If the data subject no longer wishes to receive these communications, they may at any time withdraw their consent to the use of their data for marketing purposes.

Under what circumstances is data communicated to other entities (third parties and subcontractors)?

SUDD, in the scope of its activity, may resort to third parties for the provision of certain services. Sometimes, the provision of these services involves these entities’ access to personal data of Customers/Suppliers/Users.

When this happens, SUDD takes appropriate measures to ensure that the entities accessing the data are reputable and offer the highest guarantees in this regard, which is duly enshrined and safeguarded contractually between SUDD and the third-party entity(s).

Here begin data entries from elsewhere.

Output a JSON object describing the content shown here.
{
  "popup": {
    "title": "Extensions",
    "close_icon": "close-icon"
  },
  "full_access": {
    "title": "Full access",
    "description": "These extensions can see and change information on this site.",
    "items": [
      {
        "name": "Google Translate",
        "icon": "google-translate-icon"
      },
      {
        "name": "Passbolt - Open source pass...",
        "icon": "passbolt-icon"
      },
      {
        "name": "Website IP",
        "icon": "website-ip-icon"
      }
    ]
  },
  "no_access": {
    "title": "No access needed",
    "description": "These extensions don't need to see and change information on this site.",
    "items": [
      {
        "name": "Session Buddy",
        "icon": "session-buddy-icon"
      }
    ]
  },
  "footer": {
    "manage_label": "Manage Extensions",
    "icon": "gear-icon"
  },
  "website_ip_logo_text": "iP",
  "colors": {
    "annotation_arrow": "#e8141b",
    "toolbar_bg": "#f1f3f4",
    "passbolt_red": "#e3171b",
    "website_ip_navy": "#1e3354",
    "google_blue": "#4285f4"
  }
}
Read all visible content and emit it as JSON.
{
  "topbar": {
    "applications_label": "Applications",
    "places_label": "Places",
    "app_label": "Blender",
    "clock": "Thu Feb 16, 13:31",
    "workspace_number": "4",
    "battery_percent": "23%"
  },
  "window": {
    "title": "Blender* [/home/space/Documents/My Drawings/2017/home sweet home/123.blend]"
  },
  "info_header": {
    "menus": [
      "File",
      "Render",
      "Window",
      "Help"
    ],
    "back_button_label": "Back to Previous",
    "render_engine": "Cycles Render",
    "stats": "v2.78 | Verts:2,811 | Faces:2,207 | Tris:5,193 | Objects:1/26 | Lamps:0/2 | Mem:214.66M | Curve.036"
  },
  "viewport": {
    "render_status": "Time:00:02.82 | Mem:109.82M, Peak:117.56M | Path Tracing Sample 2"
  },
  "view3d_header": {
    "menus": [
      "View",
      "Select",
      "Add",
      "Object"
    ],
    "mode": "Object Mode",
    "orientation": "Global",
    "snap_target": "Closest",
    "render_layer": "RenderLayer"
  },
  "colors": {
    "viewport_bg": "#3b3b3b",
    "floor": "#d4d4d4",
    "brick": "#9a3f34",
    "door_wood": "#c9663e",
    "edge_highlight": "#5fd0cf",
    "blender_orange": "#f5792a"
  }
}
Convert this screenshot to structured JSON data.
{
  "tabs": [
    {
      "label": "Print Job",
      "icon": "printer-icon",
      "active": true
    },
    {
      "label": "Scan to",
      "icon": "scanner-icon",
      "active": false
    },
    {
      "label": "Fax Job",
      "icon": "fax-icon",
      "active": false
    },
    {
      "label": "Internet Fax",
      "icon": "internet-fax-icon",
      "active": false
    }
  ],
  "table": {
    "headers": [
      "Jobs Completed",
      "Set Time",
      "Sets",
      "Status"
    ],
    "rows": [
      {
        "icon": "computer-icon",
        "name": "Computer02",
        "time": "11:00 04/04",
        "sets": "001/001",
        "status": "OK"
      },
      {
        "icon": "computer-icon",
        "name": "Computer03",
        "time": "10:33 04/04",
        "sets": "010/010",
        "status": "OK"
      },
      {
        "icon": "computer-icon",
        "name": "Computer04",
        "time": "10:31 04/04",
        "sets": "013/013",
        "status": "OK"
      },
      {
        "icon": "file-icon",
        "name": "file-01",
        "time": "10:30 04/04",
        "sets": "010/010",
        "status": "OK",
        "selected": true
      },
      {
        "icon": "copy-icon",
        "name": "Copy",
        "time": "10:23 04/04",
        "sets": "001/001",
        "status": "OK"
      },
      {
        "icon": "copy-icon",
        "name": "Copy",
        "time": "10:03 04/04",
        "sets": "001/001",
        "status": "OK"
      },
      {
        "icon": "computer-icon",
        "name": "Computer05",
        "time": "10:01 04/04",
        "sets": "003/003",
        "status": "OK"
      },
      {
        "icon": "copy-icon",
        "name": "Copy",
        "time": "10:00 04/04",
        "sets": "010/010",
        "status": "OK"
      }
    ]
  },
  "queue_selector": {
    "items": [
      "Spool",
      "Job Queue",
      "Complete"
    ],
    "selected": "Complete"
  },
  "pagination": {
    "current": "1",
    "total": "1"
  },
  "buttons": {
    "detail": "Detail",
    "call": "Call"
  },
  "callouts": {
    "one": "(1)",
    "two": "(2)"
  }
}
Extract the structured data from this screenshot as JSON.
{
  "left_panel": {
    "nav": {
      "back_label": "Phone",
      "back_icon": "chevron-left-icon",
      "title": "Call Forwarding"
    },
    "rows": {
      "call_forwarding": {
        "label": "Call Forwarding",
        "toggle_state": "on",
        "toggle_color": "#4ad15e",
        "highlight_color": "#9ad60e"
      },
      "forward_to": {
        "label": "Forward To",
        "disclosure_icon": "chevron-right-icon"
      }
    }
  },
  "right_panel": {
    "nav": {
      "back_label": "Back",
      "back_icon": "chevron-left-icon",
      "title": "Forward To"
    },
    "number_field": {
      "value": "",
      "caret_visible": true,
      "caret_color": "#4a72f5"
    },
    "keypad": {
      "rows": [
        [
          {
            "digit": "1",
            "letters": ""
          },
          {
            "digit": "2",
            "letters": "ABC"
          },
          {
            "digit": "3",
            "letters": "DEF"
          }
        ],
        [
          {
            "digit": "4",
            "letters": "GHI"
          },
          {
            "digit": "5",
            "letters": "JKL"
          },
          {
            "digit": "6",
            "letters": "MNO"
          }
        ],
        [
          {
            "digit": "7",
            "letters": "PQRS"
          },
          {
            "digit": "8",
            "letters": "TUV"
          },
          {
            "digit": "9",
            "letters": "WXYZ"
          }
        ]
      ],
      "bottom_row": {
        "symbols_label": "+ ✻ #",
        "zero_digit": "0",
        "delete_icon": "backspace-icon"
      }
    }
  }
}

Thus, any entity subcontracted by Frijobel will process the personal data of our Customers/Suppliers/Users on behalf and on behalf of SUDD, adopting the necessary technical and organizational measures to protect personal data against accidental or unlawful destruction, accidental loss, alteration, dissemination, or unauthorized access, and against any other form of unlawful processing. In any case, SUDD remains responsible for the personal data provided to it.

Under what circumstances are your personal data transferred?

The provision of certain services by SUDD may involve the transfer of your data outside of Portugal, including outside the European Union or to International Organizations. In such cases, SUDD will strictly comply with the applicable legal provisions, namely regarding the determination of the adequacy of the destination country(ies) regarding the protection of personal data and the applicable requirements for such transfers, including, whenever applicable, the conclusion of the appropriate contractual instruments that ensure and respect the legal requirements in force.

How can you become aware of any changes to the personal data protection policy?

SUDD reserves the right to at any time make readjustments or changes to this Personal Data Protection Policy.